Je fais mienne l’analyse juridique de Pierre Mazeaud et je ne partage pas la vôtre, monsieur le président de la commission des lois.
M. le président. La parole est à M. Roger Karoutchi, pour explication de vote.
M. Roger Karoutchi. Monsieur le ministre, en faisant cette démonstration, vous nous donnez des arguments.
Si Pierre Mazeaud, éminent juriste devant l’Éternel, avait considéré que la proposition était inconstitutionnelle, il l’aurait taxée non pas d’irréalisme, mais d’inconstitutionnalité.
Je le redis, l’amendement n° 1 rectifié quater ne vise pas les demandes de visa formulées au titre du regroupement familial ou de l’asile : la France n’a-t-elle pas le droit d’accepter ou non des demandes relevant de l’immigration économique ou pour cause d’études ?
En 2008, monsieur le ministre, le Parlement n’était pas en mesure d’avoir un débat sur les orientations de la politique d’immigration et de fixer des plafonds. Dès lors que nous nous sommes donné cette prérogative en adoptant l’amendement n° 1 rectifié quater, ces plafonds devront bien entendu être respectés. Sinon, nos votes n’auraient aucun sens.
En conséquence, j’invite le Sénat à voter l’amendement n° 2 rectifié ter.
M. le président. La parole est à M. le ministre.
M. Bernard Cazeneuve, ministre. Monsieur le sénateur, si Pierre Mazeaud a jugé que le dispositif en question était irréalisable, c’est précisément parce qu’il était inconstitutionnel. Comme tout bon juriste, il considère que ce qui est inconstitutionnel n’est pas réalisable. Il s’agit d’un principe de droit auquel on peut très facilement acquiescer, me semble-t-il. Tel était son raisonnement.
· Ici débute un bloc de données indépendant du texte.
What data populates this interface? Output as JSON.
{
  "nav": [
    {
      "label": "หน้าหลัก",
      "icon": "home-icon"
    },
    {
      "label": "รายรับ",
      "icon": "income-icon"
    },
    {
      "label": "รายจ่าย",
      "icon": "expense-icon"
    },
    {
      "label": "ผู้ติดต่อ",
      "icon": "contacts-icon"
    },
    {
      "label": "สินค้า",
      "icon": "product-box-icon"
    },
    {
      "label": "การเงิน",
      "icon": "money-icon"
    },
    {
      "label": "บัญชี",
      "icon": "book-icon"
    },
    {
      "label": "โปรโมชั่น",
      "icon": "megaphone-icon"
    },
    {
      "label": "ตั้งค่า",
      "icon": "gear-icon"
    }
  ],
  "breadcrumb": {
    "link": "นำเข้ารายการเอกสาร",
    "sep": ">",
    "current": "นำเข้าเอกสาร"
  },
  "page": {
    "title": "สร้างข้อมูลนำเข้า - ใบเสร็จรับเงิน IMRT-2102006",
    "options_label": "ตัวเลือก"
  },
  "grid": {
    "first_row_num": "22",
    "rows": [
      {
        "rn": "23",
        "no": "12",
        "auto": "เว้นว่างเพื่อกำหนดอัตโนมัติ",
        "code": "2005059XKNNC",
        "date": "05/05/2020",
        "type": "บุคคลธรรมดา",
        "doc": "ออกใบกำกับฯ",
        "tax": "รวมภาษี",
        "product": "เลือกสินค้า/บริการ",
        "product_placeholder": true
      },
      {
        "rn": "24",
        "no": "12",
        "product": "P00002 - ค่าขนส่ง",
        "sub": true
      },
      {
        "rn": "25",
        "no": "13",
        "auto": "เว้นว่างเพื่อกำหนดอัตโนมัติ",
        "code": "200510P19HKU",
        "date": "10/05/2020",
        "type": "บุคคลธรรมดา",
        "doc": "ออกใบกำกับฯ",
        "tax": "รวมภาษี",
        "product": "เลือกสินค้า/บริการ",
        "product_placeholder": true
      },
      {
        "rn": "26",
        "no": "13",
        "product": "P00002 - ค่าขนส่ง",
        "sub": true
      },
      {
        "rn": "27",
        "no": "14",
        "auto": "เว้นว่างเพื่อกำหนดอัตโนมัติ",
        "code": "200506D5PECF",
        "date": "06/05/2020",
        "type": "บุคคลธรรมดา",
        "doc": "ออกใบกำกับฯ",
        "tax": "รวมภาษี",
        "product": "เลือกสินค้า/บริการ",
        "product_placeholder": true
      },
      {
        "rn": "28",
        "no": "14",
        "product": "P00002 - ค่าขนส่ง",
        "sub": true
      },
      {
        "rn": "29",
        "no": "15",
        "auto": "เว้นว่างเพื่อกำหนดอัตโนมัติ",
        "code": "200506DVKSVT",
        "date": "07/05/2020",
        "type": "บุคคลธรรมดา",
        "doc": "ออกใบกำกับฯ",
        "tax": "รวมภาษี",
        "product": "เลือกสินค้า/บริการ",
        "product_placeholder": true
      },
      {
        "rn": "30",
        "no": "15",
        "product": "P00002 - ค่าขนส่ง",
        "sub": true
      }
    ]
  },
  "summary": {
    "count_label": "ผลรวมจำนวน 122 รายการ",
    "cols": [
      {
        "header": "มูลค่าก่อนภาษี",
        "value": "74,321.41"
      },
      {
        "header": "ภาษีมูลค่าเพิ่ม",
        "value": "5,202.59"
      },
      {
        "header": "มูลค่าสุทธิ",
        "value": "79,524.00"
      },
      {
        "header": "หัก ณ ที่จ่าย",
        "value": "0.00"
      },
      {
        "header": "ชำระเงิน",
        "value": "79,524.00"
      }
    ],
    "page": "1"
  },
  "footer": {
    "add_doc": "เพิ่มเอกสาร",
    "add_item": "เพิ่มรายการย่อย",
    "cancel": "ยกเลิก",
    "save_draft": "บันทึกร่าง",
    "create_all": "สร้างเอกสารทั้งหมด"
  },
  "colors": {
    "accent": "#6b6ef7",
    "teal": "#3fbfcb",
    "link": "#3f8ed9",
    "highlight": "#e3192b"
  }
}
Je le répète, je conteste absolument que le principe du droit à une vie familiale normale, qui s’applique aux étrangers souhaitant faire venir leur famille en France, puisse ne pas prévaloir pour les conjoints étrangers de Français. Cela serait inconstitutionnel au regard tant des Français concernés que de leurs conjoints étrangers.
Cet amendement m’apparaît donc totalement inconstitutionnel et non conventionnel. Cela étant, rien ne vous empêche de l’adopter : le Conseil constitutionnel se chargera, le moment venu, de le censurer.
M. le président. La parole est à M. le président de la commission.
M. Philippe Bas, président de la commission des lois. Monsieur le ministre, comme vous pouvez l’imaginer, j’apprécie particulièrement les discussions d’ordre juridique. Celle-ci mérite d’avoir lieu.
Vous avez tout à fait raison de souligner que le droit de mener une vie familiale concerne les relations aussi bien avec les enfants qu’avec le conjoint. C’est bien ce que nous avons entendu signifier au travers de l’amendement n° 1 rectifié quater. Dès lors que tous les motifs familiaux pouvant être invoqués pour formuler une demande de visa sont bien couverts, il n’y a plus de problème de constitutionnalité ni de conventionalité. Je persiste donc dans ma position. Notre souhait n’est certainement pas de faire adopter par notre assemblée un amendement qui serait non conventionnel et non constitutionnel : bien au contraire, nous voulons que le Sénat vote un dispositif permettant d’instituer, à la différence de celui qui faisait l’objet de l’étude de 2008, des contingents d’immigration régulière en dehors des cas où la venue en France est un droit propre dont l’exercice ne saurait être subordonné au respect de ce contingentement.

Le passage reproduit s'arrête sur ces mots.